Silk is a soft, lustrous fiber taken from the cocoon of the silkworm. Silk garments are delicate and can be easily damaged. Read the care label in your garments. Some lightweight silks are hand washable in cool water with a mild detergent. Rinse several times to remove suds and never wring to remove water. Wringing can break the fibers. Dry flat.
If you have mishandled washable silk, it can lose its sheen and become dull. You can restore some of the shine by following these steps. The fabric will improve but will never be quite the same.
In a large sink or bucket, add one-fourth cup of white distilled vinegar to each gallon of lukewarm water. Mix well. Completely submerge the garment and swish around to completely soak the dress. Remove from the vinegar water and rinse several times in clean water. Do not wring!
Spread the garment on a heavy clean white towel and roll up to absorb the water. Repeat with clean towels until much of the water is absorbed. Hang to air dry using a plastic hanger - no wood that can stain.
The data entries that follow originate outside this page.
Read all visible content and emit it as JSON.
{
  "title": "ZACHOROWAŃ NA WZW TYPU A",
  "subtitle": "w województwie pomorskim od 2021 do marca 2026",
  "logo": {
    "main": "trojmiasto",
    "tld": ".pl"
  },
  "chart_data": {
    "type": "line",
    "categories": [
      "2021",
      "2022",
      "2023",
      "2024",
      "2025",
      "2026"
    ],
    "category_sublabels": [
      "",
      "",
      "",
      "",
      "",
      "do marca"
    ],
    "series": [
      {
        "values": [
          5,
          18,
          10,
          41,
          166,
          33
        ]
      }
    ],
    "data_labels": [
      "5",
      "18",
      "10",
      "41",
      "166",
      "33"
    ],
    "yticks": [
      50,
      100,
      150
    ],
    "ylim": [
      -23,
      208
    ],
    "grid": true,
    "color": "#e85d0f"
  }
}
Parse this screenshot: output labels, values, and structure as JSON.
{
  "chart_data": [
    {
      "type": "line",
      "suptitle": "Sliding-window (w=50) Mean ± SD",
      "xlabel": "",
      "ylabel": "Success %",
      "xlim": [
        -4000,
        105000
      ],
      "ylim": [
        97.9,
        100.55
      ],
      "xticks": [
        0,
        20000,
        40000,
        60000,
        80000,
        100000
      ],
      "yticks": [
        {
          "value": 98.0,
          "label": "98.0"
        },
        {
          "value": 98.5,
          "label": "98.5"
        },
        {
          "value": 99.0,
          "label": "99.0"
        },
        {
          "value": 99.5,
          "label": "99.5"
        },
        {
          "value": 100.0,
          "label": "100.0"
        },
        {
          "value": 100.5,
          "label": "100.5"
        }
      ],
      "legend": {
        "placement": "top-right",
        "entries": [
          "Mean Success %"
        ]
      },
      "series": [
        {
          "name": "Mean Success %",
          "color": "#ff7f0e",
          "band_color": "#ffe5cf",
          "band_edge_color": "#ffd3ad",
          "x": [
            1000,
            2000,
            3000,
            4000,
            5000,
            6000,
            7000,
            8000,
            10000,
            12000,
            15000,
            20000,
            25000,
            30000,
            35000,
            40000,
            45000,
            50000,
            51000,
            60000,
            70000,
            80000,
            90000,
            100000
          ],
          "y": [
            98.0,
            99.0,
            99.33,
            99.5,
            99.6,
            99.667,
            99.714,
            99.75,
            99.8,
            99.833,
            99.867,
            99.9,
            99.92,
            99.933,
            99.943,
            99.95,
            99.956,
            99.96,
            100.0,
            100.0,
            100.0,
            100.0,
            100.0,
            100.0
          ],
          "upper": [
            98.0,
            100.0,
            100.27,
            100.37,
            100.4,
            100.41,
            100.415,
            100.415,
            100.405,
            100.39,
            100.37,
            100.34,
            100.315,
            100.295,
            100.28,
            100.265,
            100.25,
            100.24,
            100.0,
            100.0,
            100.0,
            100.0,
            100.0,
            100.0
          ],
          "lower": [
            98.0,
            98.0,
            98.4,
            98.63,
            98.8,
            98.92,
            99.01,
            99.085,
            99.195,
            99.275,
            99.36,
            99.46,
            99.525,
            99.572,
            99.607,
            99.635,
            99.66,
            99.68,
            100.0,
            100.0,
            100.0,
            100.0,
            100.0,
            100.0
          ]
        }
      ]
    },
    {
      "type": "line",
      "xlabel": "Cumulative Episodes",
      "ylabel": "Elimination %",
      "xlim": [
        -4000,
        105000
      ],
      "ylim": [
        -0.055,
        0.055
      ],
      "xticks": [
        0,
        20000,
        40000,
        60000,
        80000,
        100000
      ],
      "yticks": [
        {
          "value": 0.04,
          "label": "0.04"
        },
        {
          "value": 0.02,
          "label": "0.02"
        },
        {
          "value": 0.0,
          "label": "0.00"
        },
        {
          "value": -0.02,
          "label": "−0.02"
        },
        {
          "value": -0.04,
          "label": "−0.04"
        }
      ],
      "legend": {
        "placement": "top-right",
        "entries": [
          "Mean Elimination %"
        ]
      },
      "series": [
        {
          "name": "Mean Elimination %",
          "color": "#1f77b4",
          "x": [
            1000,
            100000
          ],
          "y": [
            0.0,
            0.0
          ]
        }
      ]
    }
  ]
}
Do not hang over direct heat or in the sun.
Iron the garment on the wrong side while still damp using a very low heat.
Professional cleaning is recommended for heavier and structured silk garments.
Extremely high temperatures when ironing can scorch silk. The scorching or yellowing occurs as the fibers begin to burn. Burned fibers cannot be revived.
Since silk is made of protein, it will dissolve in chlorine bleach. Even dilute solutions of chlorine bleach will cause permanent yellowing, color loss and weakening of silk. All stain removal products should be tested in an inconspicuous spot. For best results, take a stained silk garment to a professional dry cleaner.